Evaluation of harms in HTAs and systematic reviews of drug interventions

Article type
Authors
Wieseler B, Vervölgyi V, Kaiser T
Abstract
Background: Investigating harms of interventions is as important as investigating benefits, with the aim of providing a benefit/harm ratio. Methods for evaluating harms are still under discussion. Objective: To investigate the methods applied in HTAs/systematic reviews (SRs) for evaluating the harms of drug interventions, specifically the study types used as data sources and the harm outcomes analyzed.
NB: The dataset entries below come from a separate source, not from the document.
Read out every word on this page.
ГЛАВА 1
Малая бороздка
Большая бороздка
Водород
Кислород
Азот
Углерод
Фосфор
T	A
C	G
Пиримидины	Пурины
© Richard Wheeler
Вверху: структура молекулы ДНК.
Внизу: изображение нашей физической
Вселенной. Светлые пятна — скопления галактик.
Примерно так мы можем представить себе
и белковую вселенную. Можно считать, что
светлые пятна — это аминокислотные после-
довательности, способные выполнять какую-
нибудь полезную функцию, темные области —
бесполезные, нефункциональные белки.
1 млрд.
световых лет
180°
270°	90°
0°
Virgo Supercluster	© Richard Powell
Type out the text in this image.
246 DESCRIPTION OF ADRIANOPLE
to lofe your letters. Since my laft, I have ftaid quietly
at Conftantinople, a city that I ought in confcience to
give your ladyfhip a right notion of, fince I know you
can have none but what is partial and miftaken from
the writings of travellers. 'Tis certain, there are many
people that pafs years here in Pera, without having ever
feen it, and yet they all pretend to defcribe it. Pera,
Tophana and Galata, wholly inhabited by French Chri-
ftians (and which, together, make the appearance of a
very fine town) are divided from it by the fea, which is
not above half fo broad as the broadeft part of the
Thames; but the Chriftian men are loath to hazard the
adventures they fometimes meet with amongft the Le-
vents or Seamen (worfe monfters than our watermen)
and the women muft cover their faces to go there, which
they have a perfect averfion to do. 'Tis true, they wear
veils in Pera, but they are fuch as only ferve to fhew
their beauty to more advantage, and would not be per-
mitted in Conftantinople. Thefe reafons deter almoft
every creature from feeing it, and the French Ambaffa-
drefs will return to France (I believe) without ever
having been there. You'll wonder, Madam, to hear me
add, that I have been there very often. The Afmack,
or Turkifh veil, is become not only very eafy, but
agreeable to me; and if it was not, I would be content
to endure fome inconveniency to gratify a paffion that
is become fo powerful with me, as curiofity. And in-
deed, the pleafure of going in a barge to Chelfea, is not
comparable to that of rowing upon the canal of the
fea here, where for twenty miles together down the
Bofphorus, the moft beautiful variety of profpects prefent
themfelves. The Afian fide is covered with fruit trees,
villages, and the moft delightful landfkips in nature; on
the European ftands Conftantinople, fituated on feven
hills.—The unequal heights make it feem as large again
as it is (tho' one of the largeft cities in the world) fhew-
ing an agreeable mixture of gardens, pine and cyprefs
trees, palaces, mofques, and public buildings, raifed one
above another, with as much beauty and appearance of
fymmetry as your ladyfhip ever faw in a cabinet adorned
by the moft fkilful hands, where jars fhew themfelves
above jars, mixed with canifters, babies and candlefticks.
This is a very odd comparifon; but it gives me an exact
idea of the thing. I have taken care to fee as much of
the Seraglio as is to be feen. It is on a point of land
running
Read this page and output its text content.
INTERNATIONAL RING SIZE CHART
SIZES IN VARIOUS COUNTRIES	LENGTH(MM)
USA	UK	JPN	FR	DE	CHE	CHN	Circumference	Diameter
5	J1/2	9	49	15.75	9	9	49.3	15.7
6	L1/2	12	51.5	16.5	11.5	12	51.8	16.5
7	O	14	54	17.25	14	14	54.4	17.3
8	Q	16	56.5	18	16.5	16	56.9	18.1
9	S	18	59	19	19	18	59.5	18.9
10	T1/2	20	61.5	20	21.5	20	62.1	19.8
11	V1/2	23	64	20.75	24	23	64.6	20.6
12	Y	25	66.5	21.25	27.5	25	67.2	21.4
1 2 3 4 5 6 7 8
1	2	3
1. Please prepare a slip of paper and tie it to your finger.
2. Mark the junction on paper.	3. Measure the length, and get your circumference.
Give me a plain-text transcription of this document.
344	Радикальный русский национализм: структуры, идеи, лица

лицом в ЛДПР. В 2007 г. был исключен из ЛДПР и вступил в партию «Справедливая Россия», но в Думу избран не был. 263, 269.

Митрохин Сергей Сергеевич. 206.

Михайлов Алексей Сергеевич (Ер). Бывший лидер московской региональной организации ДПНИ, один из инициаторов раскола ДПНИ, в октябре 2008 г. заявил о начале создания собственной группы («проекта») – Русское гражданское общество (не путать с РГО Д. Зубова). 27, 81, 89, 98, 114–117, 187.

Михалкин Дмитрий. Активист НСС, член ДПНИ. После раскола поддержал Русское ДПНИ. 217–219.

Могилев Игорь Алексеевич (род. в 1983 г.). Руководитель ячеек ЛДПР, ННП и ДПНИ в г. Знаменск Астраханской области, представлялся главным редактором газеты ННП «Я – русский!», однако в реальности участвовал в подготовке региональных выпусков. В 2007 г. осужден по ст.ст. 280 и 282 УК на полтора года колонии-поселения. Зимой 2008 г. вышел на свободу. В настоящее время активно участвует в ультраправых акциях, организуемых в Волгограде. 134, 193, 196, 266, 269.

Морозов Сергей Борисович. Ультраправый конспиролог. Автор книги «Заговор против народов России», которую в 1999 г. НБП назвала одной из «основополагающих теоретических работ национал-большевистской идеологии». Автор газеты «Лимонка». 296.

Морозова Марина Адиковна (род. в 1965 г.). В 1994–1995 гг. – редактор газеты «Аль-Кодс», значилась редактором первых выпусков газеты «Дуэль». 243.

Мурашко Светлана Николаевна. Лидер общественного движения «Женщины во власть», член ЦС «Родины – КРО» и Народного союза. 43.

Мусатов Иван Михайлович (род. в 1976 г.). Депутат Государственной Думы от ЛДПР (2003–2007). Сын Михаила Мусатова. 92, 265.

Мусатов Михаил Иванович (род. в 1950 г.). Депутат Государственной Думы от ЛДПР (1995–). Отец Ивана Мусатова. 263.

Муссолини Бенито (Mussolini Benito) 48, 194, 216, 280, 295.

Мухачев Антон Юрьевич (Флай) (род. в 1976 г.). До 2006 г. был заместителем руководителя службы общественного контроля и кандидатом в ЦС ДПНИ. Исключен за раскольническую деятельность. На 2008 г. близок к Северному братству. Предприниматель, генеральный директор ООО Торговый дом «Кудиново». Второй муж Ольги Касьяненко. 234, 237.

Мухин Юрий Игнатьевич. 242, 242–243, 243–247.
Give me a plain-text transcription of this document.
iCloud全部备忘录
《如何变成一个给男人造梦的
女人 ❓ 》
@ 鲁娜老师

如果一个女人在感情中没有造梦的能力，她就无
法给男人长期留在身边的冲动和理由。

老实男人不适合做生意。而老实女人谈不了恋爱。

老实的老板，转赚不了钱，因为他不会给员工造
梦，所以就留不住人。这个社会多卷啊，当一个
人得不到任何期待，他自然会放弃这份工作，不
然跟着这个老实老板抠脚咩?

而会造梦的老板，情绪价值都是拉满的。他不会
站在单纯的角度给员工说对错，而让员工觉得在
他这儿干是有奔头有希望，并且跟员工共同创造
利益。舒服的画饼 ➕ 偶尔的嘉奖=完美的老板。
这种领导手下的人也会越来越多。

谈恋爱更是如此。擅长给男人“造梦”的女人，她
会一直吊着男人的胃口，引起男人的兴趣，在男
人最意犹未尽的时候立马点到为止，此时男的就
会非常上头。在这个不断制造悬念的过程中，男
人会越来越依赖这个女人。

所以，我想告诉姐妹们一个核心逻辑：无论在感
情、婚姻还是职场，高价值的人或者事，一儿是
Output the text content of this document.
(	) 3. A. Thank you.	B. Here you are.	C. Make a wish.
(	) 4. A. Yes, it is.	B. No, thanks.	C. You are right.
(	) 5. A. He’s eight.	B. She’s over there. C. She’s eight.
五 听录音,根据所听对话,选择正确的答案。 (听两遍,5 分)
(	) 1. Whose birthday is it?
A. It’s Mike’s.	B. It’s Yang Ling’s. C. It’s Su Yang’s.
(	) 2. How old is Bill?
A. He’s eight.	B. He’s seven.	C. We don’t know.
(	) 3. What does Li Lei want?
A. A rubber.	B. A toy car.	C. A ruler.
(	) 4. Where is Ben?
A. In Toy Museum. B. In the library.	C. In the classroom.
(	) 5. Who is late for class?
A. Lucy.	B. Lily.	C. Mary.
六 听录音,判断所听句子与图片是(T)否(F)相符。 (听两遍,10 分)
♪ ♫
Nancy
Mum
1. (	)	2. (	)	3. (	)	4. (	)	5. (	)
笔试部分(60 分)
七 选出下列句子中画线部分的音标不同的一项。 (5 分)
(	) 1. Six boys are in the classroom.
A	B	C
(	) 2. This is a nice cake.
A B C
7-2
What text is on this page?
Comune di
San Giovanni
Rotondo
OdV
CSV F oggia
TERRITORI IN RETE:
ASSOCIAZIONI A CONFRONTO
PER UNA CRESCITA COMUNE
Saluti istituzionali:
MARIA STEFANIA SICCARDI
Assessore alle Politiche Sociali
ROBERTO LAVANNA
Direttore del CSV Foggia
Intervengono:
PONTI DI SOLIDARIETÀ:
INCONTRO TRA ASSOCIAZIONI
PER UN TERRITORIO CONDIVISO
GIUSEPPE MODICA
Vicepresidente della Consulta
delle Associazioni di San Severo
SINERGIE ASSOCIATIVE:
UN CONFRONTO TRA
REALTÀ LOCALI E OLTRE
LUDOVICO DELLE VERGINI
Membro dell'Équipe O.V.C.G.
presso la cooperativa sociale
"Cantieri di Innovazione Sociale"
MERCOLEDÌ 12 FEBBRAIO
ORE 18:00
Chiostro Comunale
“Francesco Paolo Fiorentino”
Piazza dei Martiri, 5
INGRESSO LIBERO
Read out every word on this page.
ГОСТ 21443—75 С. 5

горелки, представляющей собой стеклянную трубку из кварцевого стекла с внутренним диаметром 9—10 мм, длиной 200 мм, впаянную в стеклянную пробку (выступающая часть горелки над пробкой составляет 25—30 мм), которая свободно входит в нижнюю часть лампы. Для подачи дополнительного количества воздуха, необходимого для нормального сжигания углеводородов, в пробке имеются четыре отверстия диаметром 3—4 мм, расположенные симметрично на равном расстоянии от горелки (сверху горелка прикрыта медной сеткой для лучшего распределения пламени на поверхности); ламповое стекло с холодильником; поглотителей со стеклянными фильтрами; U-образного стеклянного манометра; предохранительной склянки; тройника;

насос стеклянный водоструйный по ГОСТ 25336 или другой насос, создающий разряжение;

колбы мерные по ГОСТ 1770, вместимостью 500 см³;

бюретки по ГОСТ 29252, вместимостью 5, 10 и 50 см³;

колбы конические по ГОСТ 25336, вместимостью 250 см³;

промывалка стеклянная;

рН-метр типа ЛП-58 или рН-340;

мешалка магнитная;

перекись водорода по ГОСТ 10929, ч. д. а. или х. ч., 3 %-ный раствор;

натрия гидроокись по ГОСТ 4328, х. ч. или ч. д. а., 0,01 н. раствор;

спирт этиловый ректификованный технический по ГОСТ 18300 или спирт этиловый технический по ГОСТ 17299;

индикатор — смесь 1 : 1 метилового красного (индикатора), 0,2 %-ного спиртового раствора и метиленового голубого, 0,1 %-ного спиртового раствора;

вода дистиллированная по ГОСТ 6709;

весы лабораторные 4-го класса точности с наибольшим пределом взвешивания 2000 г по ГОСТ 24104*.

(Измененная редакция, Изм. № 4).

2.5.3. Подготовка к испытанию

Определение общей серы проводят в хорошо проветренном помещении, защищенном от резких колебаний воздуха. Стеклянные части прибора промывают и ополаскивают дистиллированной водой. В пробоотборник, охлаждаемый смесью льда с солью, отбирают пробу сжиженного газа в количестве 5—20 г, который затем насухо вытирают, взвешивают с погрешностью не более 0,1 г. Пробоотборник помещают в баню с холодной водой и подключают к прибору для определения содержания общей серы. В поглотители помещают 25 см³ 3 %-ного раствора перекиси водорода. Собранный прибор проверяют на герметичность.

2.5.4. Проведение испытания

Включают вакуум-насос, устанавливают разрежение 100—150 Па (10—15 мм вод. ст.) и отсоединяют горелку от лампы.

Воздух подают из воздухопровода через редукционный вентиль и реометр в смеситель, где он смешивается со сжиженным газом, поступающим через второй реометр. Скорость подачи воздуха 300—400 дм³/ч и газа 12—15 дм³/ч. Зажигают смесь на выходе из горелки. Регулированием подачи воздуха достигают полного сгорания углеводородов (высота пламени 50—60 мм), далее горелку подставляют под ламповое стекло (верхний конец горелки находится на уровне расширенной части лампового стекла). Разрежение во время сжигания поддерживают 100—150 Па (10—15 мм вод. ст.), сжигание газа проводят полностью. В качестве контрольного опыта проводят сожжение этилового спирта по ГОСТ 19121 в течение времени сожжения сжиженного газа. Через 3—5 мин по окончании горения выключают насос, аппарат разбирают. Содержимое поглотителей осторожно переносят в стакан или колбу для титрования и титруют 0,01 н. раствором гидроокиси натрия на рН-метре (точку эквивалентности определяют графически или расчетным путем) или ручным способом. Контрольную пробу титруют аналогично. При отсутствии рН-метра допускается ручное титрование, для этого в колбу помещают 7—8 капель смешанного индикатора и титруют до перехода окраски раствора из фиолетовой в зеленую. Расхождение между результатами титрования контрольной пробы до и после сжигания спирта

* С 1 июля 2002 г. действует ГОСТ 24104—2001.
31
Methods: HTAs/SRs on 14 drug interventions assessed by the Institute for Quality and Efficiency in Health Care (IQWiG) between 2008 and March 2009 were retrieved from the websites of the Agency for Healthcare Research and Quality (AHRQ), Canadian Agency for Drugs and Technologies in Health (CADTH), National Institute for Clinical Excellence (NICE) and from the Cochrane Database of Systematic Reviews. (The interventions had to refer to the same indications assessed by IQWiG.) Study types considered in the evaluation of harms as well as harm outcomes were extracted by one reviewer and checked by another. Results: Overall, 29 HTAs/SRs including 45 evaluations of the 14 drug interventions assessed by IQWiG were identified (AHRQ: 6 evaluations; CADTH: 5, IQWiG: 14, NICE: 9, Cochrane: 11). All evaluations in the included HTAs/SRs used randomized controlled trials (RCTs) as sources for harms data (45/45, 100%). However, only 9/45 (20%) and 6/45 (13%) considered harms data from SRs/meta-analyses and non-RCTs, respectively. Regarding the type of outcome analyzed, overall adverse event (AE) rates were reported in 34/45 (76%) evaluations (serious AEs: 33/45 (73%); withdrawals due to AEs: 34/45 (76%); specific AEs: 42/45 (93%). The impact of the choice of outcomes on the conclusions about the harms of the interventions will be presented. Conclusions: All HTAs/SRs included in our analysis used RCTs as data sources for harm outcomes. However, data from non-RCTs, SRs or meta-analyses were rarely considered. Harm outcomes included both general and specific outcomes.